Illustration by Robert Meganck
They arrive with the first warm days of spring, flitting apparently aimlessly through the sunlit air, drifting occasionally through an open window to bat laconically against the glass panes, poking inquisitively under the eaves and in the sheltered corners of front porches. They are paper wasps, sometimes also known as “umbrella wasps” for the gray, many-celled, umbrella-shaped nests that they will determinedly construct in just those sheltered spots we’ve so conveniently offered them in our homes, sheds and backyard decks. And yet, eyed with a wary respect, these beneficial insects are impressive architects—painstaking builders on gossamer wings.
Paper wasps belong to the insect order hymenoptera, which includes ants, bees and wasps, explains Eric Day, an entomologist who is manager of Virginia Tech’s Insect Identification Lab. They are so-named because of the material they use to build their nests, which is, essentially, a kind of paper they have processed themselves. “They chew off mostly bark, but also exposed wood on houses and fences,” says Day, “adding saliva to it to make the paper.”

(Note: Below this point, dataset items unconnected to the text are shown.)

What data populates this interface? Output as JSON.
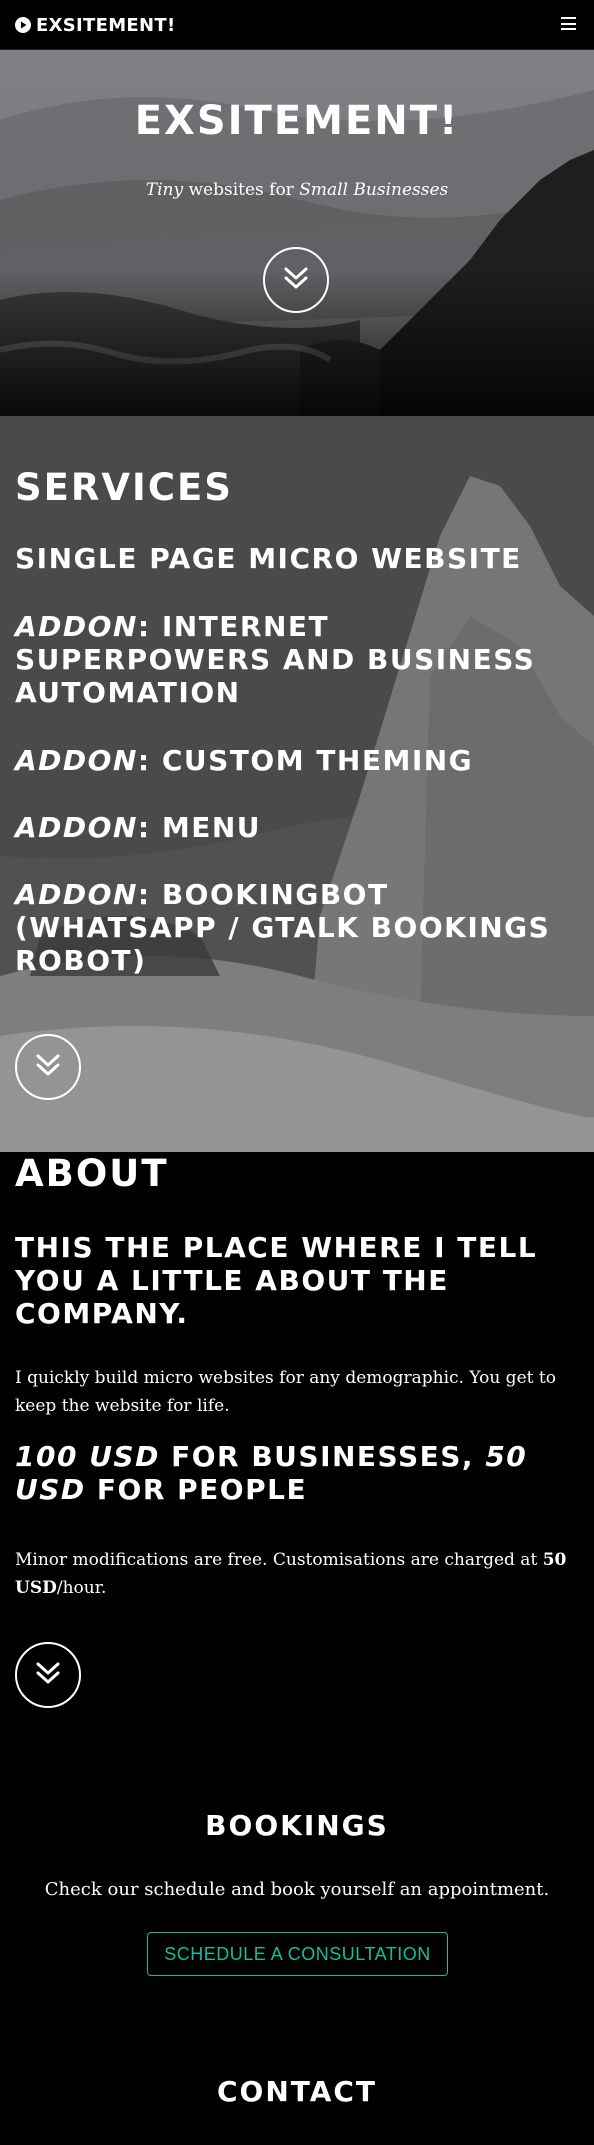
{
  "navbar": {
    "brand": "EXSITEMENT!",
    "brand_icon": "play-circle-icon",
    "menu_icon": "hamburger-menu-icon"
  },
  "hero": {
    "title": "EXSITEMENT!",
    "subtitle_part1": "Tiny",
    "subtitle_part2": " websites for ",
    "subtitle_part3": "Small Businesses",
    "scroll_icon": "double-chevron-down-icon"
  },
  "services": {
    "heading": "SERVICES",
    "items": [
      {
        "prefix": "",
        "text": "Single page micro website"
      },
      {
        "prefix": "Addon",
        "text": ": Internet superpowers and Business automation"
      },
      {
        "prefix": "Addon",
        "text": ": Custom Theming"
      },
      {
        "prefix": "Addon",
        "text": ": Menu"
      },
      {
        "prefix": "Addon",
        "text": ": BookingBot (WhatsApp / GTalk bookings robot)"
      }
    ],
    "scroll_icon": "double-chevron-down-icon"
  },
  "about": {
    "heading": "ABOUT",
    "tagline": "This the place where I tell you a little about the company.",
    "paragraph1": "I quickly build micro websites for any demographic. You get to keep the website for life.",
    "price_business": "100 USD",
    "price_mid": " for businesses, ",
    "price_people": "50 USD",
    "price_end": " for people",
    "paragraph2_start": "Minor modifications are free. Customisations are charged at ",
    "paragraph2_rate": "50 USD",
    "paragraph2_end": "/hour.",
    "scroll_icon": "double-chevron-down-icon"
  },
  "bookings": {
    "heading": "BOOKINGS",
    "text": "Check our schedule and book yourself an appointment.",
    "button_label": "Schedule a consultation"
  },
  "contact": {
    "heading": "CONTACT"
  },
  "colors": {
    "accent": "#18bc9c",
    "background": "#000000",
    "text": "#ffffff"
  }
}
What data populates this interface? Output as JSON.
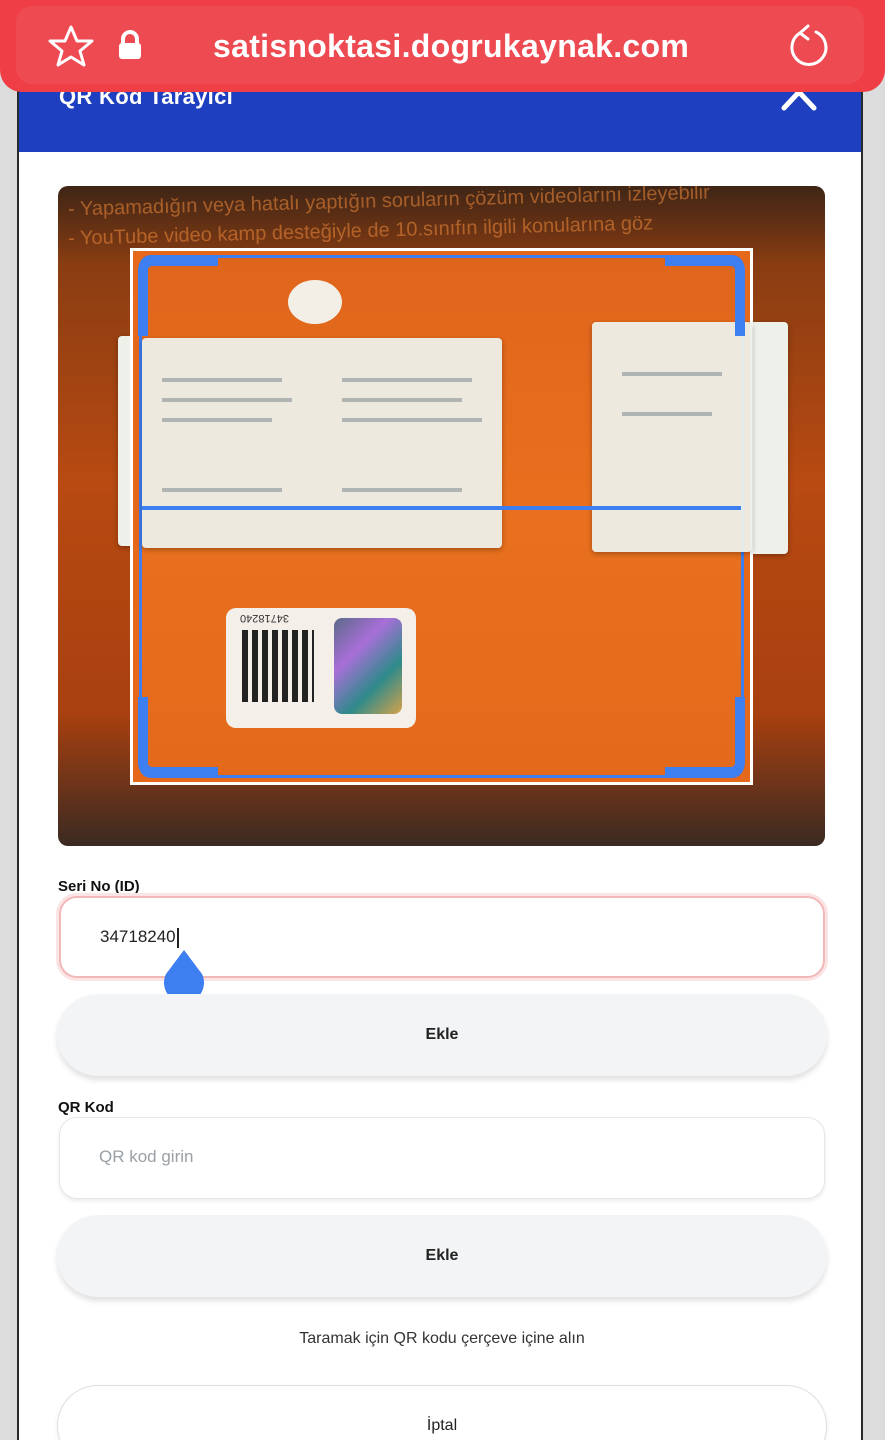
{
  "browser": {
    "url": "satisnoktasi.dogrukaynak.com",
    "accent_color": "#ef3e45"
  },
  "scanner": {
    "title": "QR Kod Tarayıcı",
    "header_color": "#1e3fbf",
    "frame_color": "#3d7ef0",
    "camera_text_line1": "- Yapamadığın veya hatalı yaptığın soruların çözüm videolarını izleyebilir",
    "camera_text_line2": "- YouTube video kamp desteğiyle de 10.sınıfın ilgili konularına göz",
    "sticker_number": "34718240"
  },
  "serial": {
    "label": "Seri No (ID)",
    "value": "34718240",
    "add_label": "Ekle"
  },
  "qr": {
    "label": "QR Kod",
    "placeholder": "QR kod girin",
    "add_label": "Ekle"
  },
  "hint": "Taramak için QR kodu çerçeve içine alın",
  "cancel_label": "İptal"
}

In the spring, according to Day, a solitary female, who mated in the fall and has overwintered in a sheltered spot, sets out to find a suitable location to start a nest. Those are the wasps you see wandering the airways and crawling along your porch railings, weighing the relative merits of this corner and that overhang. “The female queen starts the nest, and then starts and raises the brood until she produces the first few offspring, and they become her workers,” says Day. “Then she stays on the nest all the time laying her eggs, and all her workers are getting the wood to extend the nest and gathering the food.”
That food includes soft-bodied insects like caterpillars, as well as plant nectar, which is why wasps are considered beneficial insects both as pest-controllers and pollinators. They are also said to be not particularly aggressive unless directly disturbed, though Day explains they get more ornery as the summer wears on: “When you have a single queen starting a colony in the spring, she is not going to want to risk everything at that time. But later on when you start having a large number of workers, in the late summer and early fall, they are very aggressive.”

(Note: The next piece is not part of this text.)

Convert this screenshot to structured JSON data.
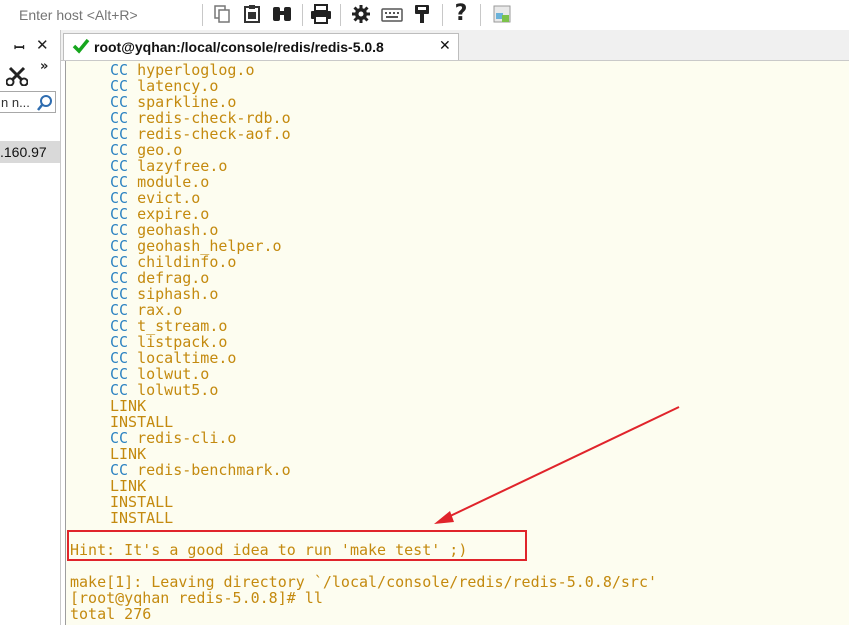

How much confidence you want to put into that general rule of thumb depends on how willing you are to test it with an insect that can deliver a memorable wallop of a sting. In the department of “he suffers so you don’t have to,” University of Arizona entomologist Justin O. Schmidt has quantified exactly how painful said sting can be. He is the creator of the Schmidt Sting Pain Index, which ranks the agony value of hymenoptera stings on a scale of 1 to 4, accompanied by vivid descriptions, many of which apparently have been inspired by personal experience.

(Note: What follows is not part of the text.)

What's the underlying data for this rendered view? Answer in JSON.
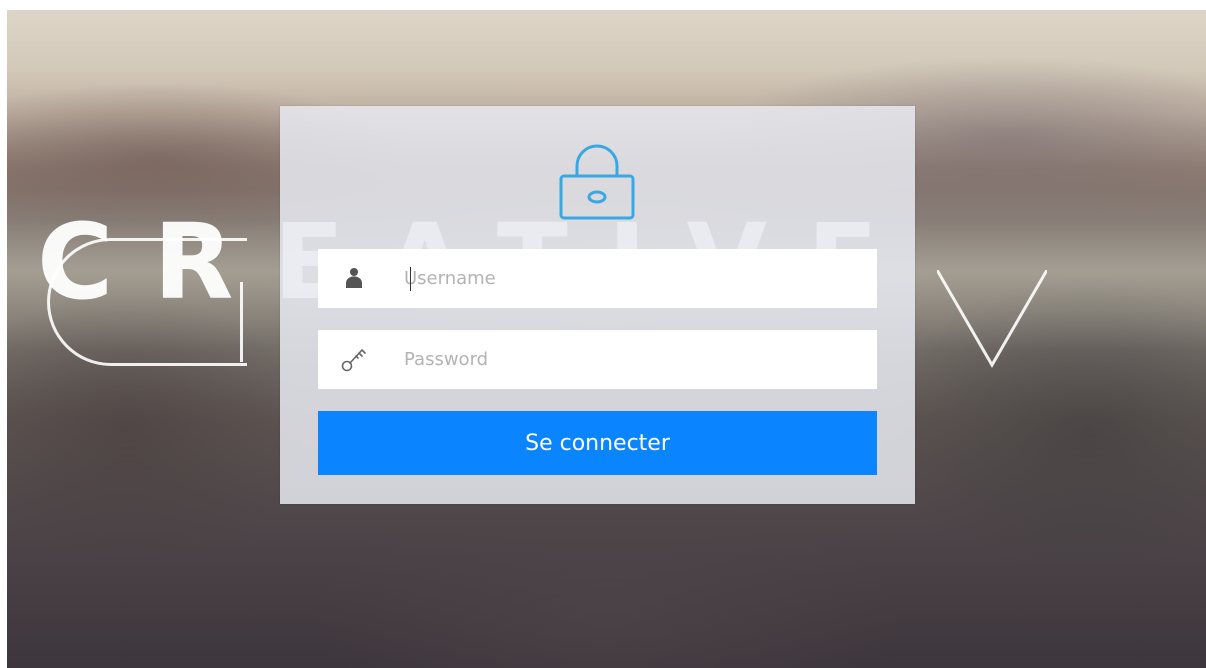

Weighing in at an attention-commanding 3, the sting of the paper wasp, according to Schmidt, is “caustic and burning, with a distinctly bitter aftertaste. Like spilling a beaker of hydrochloric acid on a paper cut.” And because you want to know: the most painful wasp sting on the scale—a 4, and second only to the excruciating sting of the bullet ant—is that of the terrifyingly large tarantula hawk wasp. “Blinding, shockingly electric,” according to Schmidt, who says it feels like “a running hair dryer has been dropped into your bubble bath.”
Of course, a paper wasp’s sting can prove considerably more unpleasant if you happen to be allergic—bees, wasps and hornets kill far more people in the U.S. every year than sharks, bears, snakes, alligators and spiders put together, and severe anaphylactic shock can occur in as few as 10 minutes. Lethality aside, however, hymenoptera stings are in fact fascinatingly complex—and effective—chemical weapons, and, in case you were wondering, a paper wasp can definitely sting you more than once. “I get stung every year by paper wasps,” says Day. “These wasps can sting again and again, and sting you again the next day if you let them.”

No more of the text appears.